Here are well-documented achievement and opportunity gaps by income and race/ethnicity. K-12 accountability policies often have a stated goal of reducing or eliminating those gaps, though with questionable effectiveness.
Those same accountability policies require reporting academic proficiency by gender, but there are no explicit goals of reducing gender gaps and no “hard accountability” sanctions tied to gender-subgroup performance. We could ask, “Should gender be included more strongly in accountability policies?”
In this post, I’ll explain why I don’t think accountability policy interventions would produce real gender equity in the current system—a system that largely relies on existing state standardized tests of math and English language arts to gauge equity.
I’ll argue that although much of the recent research on gender equity from kindergarten through postgraduate education uses math or STEM parity as a measure of equity, the overall picture related to gender equity is of an education system that devalues young women’s contributions and underestimates young women’s intellectual abilities more broadly.
In a sense, math and STEM outcomes simply afford insights into a deeper, more systemic problem. In order to improve access and equity across gender lines from kindergarten through the workforce, we need considerably more social-questioning and self-assessment of biases about women’s abilities.

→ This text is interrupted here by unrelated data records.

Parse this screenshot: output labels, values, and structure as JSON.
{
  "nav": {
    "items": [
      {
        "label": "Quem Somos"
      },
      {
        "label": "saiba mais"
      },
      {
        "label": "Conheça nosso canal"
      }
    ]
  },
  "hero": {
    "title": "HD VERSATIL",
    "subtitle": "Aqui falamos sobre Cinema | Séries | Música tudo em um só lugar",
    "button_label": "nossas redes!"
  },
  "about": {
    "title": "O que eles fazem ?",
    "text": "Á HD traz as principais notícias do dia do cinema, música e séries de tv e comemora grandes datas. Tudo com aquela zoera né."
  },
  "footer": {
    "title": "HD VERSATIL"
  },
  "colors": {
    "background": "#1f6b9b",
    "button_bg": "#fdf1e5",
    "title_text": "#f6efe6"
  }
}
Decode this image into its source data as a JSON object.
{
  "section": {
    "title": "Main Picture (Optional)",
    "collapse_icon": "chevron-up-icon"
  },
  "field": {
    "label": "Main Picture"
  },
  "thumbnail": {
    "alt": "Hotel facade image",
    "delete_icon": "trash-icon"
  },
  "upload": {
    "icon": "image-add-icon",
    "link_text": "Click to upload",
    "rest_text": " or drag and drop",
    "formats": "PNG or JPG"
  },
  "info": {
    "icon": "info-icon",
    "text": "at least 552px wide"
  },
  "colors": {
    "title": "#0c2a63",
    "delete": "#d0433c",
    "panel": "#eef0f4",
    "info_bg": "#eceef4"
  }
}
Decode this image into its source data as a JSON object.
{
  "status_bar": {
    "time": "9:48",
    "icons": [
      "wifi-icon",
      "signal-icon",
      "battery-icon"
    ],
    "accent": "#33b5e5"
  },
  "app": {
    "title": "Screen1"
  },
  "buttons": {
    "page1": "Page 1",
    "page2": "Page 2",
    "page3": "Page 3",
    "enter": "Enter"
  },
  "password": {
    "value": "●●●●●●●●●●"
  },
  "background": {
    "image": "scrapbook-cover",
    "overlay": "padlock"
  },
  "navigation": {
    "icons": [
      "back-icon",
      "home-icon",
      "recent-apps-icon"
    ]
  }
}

We found that the beliefs that teachers have about student ability might contribute significantly to the gap. When faced with a boy and a girl of the same race and socio-economic status who performed equally well on math tests and whom the teacher rated equally well in behaving and engaging with school, the teacher rated the boy as more mathematically able—an alarming pattern that replicated in a separate data set collected over a decade later.